Gute Laune und schnelle Energie

Mit rund 60 bis 70 % Zuckergehalt sorgen Datteln nicht nur für einen schnellen Energieschub, sondern sind auch lange haltbar, sie konservieren sich sozusagen selbst. Im Gegensatz zu Weintrauben oder Feigen beginnen Datteln auch nicht zu faulen. Stattdessen setzt ein stetiger Trocknungsprozess ein. Festere Datteln mit höherem Stärke- und Eiweißgehalt dienen Wüstennomaden noch heute zum Brotbacken und liefern Energie für kräftezehrende Wegstrecken. Bei uns lieben sie Sportler wegen ihres hohen Gehalts an schnell verfügbaren Einfachzuckern (Glukose und Fruktose). Datteln liefern sonst 2 g Eiweiß pro 100 g, 0,5 % Fett, 6 bis 8 g Ballaststoffe und knapp 2 g Mineralstoffe wie Magnesium, Kalium oder Eisen. 100 g getrocknete Datteln bringen demnach 650 mg Kalium. Das ist ein Drittel des Tagesbedarfs.
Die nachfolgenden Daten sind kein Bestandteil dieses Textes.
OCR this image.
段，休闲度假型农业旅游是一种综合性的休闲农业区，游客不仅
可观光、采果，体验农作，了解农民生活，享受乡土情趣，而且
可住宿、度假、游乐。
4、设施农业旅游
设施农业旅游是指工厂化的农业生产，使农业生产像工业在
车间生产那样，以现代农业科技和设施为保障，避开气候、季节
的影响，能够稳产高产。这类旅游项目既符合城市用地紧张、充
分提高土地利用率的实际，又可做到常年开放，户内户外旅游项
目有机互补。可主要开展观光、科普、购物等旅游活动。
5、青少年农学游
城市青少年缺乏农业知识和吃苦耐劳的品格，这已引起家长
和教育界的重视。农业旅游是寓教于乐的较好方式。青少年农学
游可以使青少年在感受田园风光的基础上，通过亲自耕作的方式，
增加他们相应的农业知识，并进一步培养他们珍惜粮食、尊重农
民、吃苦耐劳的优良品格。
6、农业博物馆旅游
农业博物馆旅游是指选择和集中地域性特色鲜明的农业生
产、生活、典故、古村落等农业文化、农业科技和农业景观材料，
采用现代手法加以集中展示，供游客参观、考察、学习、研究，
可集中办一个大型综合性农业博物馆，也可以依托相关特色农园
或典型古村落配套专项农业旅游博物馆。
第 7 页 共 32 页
Obendrein können Datteln Nerven beruhigen und die Laune heben. Das liegt am Tryptophan, einer Aminosäure, die im zentralen Nervensystem die Vorstufe von Serotonin bildet. Serotonin wiederum gilt als Glücksbotenstoff und macht uns entspannter. Deswegen wirkt es auch positiv beim Einschlafen. Beduinen wissen das und essen vor dem Schlafengehen ein paar Datteln…

Datteln in der Küche

Als klassische Trockenfrucht können Datteln morgens das Müsli versüßen oder Abwechslung in Fruchtsalaten und Desserts bringen. Für Füllungen mit Nüssen oder Frischkäsezubereitungen eignen sich die fleischigen Medjoul-Datteln am besten. Die Deglet Nour erinnert geschmacklich an Nougat und bedeutet aufgrund ihrer länglichen Form so viel wie „Finger des Lichts“. Als Fingerfood oder mit Speck ummantelt und angebraten ist sie auf Partys immer ein willkommener Gast. Auch in der warmen Küche machen sie eine gute Figur: Beispielsweise kommen sie bei dem marokkanischen „Tajine“ zum Einsatz; ein Schmortopfgericht mit Gemüse und Fleisch. In der fernöstlichen Küche werden sie außerdem zu Marmelade, diversen Pasten oder Butter weiterverarbeitet. Nicht nur die Dattelfrucht ist zuckerreich, auch der Saft aus dem Stamm schmeckt süß. Eingedickt kann man aus dem Sirup Zucker gewinnen. Vergärt man ihn, entsteht je nach Destillationsgrad ein Palmwein oder eine Spirituose.

 

Literatur

Lieberei R, Reisdorff C, Franke W: Nutzpflanzenkunde. Thieme Verlag, Stuttgart (2007).
Baumann A: Die Dattel. Das Brot der Wüste. Tabula 4: 16–19 (2014).